We received news that consumer inflation is indeed gaining steam, with the Headline Consumer Price Index (CPI) annualized rate now pacing at 2.8%.  This is up from the 2.5% reading in April.  When stripping out food and energy prices, the Core rate is currently pacing at a 2.2% rate, which is up from the 2.1% reported in April.

 

With the Fed meeting underway today, the Fed will announce their interest rate decision tomorrow at noon Mountain time.  Given today’s report showing that consumer inflation is pacing at a 6 year high, we are almost certain to see another ¼% rate hike announced.

 

We can anticipate an increased level of volatility.  With little potential benefit of meaningful improvements to interest rates in the near term, we will maintain our locking bias.

Today begins an important week for the financial markets, and really for the future of our country.  Most importantly, tomorrow is the day President Trump is scheduled to meet with Kim Jung Un, the leader of North Korea.  Just a few months ago, tensions between the USA and North Korea were so high that many predicted an imminent military battle.  Of course that fear caused stock markets to fall and mortgage interest rates benefited as money flowed out of stocks and into the bond market.  Now, we are seeing this trend reverse.  The prospects of peace between the two powerhouse nations are now high, which means the financial markets are moving the other way, which is not good for mortgage rates.

Tomorrow is the first day of the Federal Reserve’s two day meeting, after which the Fed will announce another ¼% rate hike.  I personally think that the Fed will have a more difficult time with the next planned rate lock of 2018.  Unless longer term interest rates take a step higher, the narrow spread between short and long term rates could tighten even further.  Since this is a predictor of a pending recession, a failure of longer term rates rising will cause the Fed to hesitate.  It will be something worth closely monitoring.

Mortgage bond prices remain in a downward trend.  We will maintain our locking bias.

After breaking above their 25 day moving average yesterday, mortgage bonds are now trapped in a tight trading range between the 25 and 50 day moving averages.
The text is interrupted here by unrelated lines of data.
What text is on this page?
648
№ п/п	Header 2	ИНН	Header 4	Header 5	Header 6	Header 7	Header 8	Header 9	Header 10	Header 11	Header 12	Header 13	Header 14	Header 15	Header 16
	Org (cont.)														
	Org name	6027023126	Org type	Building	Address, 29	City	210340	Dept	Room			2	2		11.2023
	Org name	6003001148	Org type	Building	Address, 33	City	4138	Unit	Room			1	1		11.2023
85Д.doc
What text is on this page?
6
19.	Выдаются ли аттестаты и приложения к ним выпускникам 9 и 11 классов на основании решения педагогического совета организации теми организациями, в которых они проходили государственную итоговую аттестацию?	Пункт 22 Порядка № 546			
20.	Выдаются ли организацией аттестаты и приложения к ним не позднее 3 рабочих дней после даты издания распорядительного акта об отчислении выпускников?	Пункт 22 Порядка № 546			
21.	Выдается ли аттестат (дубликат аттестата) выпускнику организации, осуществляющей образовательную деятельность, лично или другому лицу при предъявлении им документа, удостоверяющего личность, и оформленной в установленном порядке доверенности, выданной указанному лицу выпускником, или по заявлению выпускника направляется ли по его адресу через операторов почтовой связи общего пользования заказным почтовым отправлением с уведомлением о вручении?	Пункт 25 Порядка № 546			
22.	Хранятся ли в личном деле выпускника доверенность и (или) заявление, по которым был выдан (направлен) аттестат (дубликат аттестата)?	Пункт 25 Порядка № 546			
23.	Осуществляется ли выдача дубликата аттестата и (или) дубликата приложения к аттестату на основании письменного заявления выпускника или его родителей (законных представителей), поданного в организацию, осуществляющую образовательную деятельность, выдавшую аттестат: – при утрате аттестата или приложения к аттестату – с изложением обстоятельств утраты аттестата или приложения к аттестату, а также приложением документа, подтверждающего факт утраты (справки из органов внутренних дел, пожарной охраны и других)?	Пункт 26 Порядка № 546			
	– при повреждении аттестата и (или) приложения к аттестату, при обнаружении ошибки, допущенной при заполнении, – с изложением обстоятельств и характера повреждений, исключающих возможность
Since the 50 DMA is a strong ceiling, the path of least resistance seems to be for bond prices to move lower. That could add headwind to mortgage interest rates as the day wears on.

 

Next week is a significant one for mortgage bonds, highlighted by the Fed announcement on Wednesday.  The Fed will raise interest rates by 1/4%, which will be the second time rates have increased this year.  Markets will be closely listening to statement made filling the announcement, where they could step up the rhetoric of how strong the US economy is progressing.

 

Next week will also bring news of consumer inflation.  Given the level of upward wage pressure, we could soon see a spike in inflation.  With inflation being the arch enemy of interest rates, this isn’t good news.

 

Given the continued weakness, we will maintain our locking bias.